Boko Haram Kills 100 As It Sets Fire to And Seizes Another Major Town

Extremist group Boko Haram has reportedly seized yet another major Nigerian town, killing at least 100 civilians in the process. Nigeria's Daily Post reports that Gwoza, one of the most populated areas in the northeastern Borno State, was seized by the group at dawn, who came in using armored tanks and Toyota Hilux pickup trucks. Local news agency Sahara Reporters says that the attack began at dawn, and the town was under Boko Haram control by late morning. Nigerian soldiers were reportedly outmatched by what SR calls, worryingly, Boko Haram's "increasingly sophisticated weaponry."

Men, women and children were targeted indiscriminately in the attack; the group also set shops and other buildings on fire and threw explosives at the local police. It's just the latest in the group's horrendous greatest-hits tour: the 200 Nigerian schoolgirls they kidnapped in April remain missing, and at the end of July they kidnapped the wife of the vice prime minister of Cameroon.

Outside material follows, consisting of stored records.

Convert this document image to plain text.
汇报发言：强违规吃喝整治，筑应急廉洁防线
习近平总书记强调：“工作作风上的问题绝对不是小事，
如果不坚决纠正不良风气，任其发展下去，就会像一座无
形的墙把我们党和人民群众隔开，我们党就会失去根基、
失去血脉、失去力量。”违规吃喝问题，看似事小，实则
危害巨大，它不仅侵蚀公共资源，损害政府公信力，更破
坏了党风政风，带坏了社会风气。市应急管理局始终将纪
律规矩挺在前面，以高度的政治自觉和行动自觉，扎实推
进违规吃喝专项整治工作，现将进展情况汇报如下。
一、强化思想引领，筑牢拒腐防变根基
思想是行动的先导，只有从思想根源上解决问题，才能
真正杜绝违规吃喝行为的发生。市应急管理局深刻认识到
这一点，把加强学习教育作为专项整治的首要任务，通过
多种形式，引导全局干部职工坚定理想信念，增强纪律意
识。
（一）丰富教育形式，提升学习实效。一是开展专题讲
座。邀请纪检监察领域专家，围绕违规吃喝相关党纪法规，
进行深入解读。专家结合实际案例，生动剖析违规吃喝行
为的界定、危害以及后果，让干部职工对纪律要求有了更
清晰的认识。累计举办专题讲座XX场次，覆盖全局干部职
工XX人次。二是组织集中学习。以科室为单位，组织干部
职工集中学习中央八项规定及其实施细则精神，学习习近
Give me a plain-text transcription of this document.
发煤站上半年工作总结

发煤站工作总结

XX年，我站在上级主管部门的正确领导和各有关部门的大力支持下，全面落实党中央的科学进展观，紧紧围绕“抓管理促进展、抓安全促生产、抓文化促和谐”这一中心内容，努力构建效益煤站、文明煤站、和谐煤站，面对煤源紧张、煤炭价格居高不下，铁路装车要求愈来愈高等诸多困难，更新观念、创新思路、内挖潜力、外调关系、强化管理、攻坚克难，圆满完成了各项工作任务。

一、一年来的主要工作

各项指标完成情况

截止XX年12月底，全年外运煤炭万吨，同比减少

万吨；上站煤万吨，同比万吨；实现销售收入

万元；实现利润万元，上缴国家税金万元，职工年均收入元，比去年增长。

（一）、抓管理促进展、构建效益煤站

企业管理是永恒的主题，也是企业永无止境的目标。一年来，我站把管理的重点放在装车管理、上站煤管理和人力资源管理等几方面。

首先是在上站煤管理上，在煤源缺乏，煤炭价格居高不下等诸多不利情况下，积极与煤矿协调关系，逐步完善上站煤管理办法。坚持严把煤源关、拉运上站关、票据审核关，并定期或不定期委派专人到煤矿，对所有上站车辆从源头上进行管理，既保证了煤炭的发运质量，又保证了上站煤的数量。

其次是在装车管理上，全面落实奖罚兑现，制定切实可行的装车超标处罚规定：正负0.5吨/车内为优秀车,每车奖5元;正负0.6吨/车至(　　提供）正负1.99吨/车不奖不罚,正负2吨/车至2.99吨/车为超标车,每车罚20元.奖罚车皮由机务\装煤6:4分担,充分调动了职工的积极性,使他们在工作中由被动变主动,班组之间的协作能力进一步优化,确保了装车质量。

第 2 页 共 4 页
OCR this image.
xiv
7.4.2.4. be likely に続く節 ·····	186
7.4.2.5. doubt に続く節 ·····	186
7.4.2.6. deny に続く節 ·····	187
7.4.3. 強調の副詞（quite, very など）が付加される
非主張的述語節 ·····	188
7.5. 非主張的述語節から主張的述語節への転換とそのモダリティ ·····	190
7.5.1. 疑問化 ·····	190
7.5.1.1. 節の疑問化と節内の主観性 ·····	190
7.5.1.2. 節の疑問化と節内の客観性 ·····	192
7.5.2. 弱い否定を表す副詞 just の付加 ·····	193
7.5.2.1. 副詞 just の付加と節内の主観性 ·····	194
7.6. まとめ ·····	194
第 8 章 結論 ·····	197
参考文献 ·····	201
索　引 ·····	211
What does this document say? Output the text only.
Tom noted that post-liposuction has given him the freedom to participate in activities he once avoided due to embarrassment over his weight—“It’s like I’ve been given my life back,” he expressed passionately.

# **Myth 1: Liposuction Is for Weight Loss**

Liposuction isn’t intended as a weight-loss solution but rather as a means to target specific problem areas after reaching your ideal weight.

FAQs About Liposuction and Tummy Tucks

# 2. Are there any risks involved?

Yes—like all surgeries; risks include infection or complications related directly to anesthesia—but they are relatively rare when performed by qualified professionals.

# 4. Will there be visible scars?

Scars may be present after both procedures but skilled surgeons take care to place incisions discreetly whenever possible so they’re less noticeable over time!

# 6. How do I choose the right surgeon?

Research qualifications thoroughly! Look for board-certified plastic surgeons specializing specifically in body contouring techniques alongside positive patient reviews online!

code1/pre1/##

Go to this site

The Nigerian military isn't conducting itself so well either, using the fight against Boko Haram to engage in some extrajudicial killing of its own. Amnesty International said yesterday they have "gruesome" footage implicating the army in war crimes against civilians. The human rights organization says it obtained video and testimony from multiple sources, including "horrific images of detainees having their throats slit one by one and dumped in mass graves by men who appear to be members of the Nigerian military," as well as the Civilian Joint Task Force, which Amnesty International calls a "state-sponsored militia."

Salil Shetty, Amnesty International's Secretary General called the killings "further proof of the appalling crimes being committed with abandon by all sides in the conflict."

And what of the missing schoolgirls? They're still unaccounted for, although a U.S. surveillance aircraft reportedly spotted what looked like "large groups of girls" in a remote northeastern part of the country.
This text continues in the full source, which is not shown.